Before enrolling in services, veterans who went on to enroll in VDC were more likely to be hospitalized than veterans who went on to receive other purchased-care services. Six months after enrolling in their respective service programs, VDC enrollees and enrollees of other programs had the same hospitalization rates.
The veterans who would go on to enroll in VDC also had mean monthly hospital costs about twice as high as the other veterans. One year after enrolling in their respective programs, the VDC enrollees’ mean monthly hospital costs were only 30 percent higher than the other veterans’ hospital costs.

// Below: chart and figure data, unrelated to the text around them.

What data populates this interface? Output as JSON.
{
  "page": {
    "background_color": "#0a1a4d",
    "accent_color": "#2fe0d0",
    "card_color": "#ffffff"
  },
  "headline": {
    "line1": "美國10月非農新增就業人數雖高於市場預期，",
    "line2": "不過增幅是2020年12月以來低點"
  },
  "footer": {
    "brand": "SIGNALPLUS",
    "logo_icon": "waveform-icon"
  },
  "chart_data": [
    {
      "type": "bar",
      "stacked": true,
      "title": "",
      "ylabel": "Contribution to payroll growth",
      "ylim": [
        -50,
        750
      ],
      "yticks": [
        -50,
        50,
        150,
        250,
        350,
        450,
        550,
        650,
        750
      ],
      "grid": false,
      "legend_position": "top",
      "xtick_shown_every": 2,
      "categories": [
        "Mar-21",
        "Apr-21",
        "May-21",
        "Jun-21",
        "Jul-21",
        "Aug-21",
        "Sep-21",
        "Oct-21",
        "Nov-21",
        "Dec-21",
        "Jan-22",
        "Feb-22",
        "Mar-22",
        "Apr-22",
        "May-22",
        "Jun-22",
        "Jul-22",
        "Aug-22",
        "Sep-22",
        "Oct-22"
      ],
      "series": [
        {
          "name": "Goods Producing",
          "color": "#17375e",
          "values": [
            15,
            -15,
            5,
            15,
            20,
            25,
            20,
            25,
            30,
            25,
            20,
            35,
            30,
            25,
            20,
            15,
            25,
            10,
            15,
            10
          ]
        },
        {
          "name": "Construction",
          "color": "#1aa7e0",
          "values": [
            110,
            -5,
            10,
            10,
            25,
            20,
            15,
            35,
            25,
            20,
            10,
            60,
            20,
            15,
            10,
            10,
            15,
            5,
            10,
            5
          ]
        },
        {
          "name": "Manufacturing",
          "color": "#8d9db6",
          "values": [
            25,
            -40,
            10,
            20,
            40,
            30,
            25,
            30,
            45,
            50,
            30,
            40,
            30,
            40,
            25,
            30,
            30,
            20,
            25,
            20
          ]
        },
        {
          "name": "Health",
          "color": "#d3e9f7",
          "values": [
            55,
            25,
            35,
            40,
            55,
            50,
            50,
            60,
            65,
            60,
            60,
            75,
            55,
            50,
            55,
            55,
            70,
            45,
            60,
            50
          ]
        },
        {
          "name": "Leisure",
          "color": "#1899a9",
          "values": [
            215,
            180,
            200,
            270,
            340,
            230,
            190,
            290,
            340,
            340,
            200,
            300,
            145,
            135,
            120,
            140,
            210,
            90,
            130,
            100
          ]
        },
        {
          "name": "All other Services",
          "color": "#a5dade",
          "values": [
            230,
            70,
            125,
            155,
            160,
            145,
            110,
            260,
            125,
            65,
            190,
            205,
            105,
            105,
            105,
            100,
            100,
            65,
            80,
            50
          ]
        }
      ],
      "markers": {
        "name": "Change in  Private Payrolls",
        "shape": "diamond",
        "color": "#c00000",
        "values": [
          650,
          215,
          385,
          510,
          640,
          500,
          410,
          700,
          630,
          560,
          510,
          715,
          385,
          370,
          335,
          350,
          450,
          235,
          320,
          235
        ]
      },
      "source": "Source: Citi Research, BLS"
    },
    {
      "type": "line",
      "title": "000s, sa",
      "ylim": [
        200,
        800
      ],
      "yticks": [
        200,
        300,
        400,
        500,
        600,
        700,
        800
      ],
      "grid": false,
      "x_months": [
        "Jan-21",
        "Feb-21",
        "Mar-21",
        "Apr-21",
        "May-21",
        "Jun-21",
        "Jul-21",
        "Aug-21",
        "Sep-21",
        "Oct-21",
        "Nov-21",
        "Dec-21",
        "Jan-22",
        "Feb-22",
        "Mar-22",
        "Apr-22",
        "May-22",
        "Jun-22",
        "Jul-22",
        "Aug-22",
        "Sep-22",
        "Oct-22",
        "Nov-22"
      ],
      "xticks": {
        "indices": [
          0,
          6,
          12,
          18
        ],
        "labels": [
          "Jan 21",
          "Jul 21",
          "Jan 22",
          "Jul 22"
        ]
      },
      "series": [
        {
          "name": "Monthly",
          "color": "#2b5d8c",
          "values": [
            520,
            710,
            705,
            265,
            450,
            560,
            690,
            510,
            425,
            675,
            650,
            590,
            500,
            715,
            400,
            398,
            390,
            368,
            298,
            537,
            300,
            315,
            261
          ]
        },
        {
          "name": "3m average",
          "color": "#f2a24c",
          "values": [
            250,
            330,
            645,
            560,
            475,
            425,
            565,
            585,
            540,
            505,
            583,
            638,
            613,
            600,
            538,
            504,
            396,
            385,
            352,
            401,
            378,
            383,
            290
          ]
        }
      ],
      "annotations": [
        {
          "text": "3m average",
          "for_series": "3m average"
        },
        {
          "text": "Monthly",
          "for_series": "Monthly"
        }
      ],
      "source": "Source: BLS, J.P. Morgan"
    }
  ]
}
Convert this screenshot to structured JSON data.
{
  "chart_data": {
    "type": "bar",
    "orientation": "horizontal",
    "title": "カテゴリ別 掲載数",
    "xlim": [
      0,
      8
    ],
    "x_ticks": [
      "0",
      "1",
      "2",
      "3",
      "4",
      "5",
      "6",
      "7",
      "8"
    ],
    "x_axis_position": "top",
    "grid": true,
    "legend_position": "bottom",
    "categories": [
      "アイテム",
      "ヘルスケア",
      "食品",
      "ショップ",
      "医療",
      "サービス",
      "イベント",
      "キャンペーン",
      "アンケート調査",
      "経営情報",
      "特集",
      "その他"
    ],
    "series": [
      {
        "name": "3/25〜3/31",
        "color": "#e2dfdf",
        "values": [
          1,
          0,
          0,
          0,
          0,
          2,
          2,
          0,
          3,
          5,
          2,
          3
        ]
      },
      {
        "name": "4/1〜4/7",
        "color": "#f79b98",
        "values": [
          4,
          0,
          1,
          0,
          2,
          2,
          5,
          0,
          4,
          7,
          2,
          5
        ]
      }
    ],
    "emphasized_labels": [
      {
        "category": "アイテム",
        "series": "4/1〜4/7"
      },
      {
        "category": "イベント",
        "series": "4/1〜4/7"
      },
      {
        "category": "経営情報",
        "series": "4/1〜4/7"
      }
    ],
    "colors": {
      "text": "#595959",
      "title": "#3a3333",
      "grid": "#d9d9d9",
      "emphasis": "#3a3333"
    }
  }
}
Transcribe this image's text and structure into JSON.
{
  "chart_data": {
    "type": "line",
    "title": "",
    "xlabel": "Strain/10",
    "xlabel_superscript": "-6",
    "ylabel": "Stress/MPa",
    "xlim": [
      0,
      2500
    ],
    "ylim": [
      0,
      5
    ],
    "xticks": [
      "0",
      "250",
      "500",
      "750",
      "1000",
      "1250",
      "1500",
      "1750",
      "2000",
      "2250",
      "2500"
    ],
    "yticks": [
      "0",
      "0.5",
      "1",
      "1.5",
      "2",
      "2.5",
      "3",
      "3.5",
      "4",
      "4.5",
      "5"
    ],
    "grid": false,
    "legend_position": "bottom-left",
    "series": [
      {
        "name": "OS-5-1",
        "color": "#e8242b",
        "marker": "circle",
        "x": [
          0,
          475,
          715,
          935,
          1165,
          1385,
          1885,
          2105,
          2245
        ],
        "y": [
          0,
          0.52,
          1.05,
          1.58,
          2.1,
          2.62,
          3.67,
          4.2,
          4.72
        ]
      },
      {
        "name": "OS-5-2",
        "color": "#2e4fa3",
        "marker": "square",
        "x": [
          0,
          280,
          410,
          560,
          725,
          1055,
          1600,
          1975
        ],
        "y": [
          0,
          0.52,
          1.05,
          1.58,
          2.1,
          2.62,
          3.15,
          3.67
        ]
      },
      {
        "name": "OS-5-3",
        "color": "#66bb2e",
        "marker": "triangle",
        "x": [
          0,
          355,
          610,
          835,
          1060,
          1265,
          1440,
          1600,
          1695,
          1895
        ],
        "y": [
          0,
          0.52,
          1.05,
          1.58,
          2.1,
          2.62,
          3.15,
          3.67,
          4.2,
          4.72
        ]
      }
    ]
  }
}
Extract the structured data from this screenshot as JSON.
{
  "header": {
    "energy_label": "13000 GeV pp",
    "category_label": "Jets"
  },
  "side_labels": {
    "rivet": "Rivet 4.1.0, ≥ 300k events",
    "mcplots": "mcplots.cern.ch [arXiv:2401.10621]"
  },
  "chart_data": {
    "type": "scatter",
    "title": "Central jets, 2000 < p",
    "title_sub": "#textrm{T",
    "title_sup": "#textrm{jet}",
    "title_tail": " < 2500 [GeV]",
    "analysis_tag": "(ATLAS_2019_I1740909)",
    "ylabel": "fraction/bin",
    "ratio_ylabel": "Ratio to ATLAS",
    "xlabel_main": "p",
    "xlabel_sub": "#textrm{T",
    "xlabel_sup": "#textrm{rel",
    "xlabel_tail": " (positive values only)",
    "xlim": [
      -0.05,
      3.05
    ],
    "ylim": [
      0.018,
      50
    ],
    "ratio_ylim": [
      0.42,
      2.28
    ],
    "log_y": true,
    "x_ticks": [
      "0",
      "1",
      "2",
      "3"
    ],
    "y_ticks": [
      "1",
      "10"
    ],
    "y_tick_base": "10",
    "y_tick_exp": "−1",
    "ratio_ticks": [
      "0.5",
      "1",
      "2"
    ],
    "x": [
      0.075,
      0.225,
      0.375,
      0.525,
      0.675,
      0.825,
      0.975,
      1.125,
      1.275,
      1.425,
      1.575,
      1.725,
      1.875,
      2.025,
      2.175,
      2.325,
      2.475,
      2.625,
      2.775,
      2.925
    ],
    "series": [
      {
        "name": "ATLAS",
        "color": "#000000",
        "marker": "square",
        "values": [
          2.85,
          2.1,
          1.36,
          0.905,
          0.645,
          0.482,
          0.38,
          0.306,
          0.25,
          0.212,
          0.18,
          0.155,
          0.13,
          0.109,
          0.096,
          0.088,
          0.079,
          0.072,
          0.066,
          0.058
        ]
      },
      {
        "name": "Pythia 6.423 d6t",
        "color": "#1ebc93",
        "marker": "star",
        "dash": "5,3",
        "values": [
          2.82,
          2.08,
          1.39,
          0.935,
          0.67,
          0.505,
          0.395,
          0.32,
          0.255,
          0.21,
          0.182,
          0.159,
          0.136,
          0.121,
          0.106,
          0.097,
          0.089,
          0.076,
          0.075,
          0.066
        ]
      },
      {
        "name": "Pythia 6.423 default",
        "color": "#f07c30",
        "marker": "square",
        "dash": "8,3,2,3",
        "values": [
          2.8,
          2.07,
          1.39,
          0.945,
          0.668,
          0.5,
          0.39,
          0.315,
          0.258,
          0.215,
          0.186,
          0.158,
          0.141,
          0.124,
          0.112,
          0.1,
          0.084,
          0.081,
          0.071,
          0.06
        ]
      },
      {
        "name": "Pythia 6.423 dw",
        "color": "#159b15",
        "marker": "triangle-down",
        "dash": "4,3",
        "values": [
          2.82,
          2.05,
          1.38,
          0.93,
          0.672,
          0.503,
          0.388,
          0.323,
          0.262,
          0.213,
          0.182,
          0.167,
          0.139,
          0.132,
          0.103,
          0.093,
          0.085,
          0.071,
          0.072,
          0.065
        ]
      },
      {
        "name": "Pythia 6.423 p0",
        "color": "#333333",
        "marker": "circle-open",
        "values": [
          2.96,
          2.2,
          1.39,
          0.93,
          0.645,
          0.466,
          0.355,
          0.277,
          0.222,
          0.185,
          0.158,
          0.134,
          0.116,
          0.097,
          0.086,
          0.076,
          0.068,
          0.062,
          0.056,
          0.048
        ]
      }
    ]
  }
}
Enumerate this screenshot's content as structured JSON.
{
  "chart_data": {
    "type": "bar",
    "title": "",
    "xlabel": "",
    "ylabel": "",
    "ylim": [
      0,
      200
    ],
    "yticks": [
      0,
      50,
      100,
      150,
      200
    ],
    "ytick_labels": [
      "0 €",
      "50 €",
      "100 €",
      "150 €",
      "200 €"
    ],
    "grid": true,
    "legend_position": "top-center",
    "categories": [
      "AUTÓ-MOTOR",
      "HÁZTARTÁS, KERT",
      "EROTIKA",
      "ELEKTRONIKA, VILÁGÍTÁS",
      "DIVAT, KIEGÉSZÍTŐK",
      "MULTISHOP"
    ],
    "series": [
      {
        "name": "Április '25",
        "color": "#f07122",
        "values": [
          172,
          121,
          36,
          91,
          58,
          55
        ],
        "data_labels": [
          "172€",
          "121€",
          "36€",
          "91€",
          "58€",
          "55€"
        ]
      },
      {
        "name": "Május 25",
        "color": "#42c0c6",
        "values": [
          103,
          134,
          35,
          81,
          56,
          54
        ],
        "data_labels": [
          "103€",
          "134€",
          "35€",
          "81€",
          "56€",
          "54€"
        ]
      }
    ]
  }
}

However, when the researchers controlled for demographics, levels of care needed, duration of care, the biases of the data, and other factors, they found that changes in hospitalizations and costs were similar among VDC and other purchased care service enrollees.
The study was led by Yingzhe Yuan, a doctoral student and research assistant in the department health law, policy & management and a data analyst at PEPReC. The study was co-authored by: Austin Frakt, associate professor of health law, policy & management, and the director of PEPReC; Steven Pizer, associate professor of health law, policy & management, and chief economist of PEPReC; and Kali Thomas of the Providence VA Medical Center and the Brown University School of Public Health.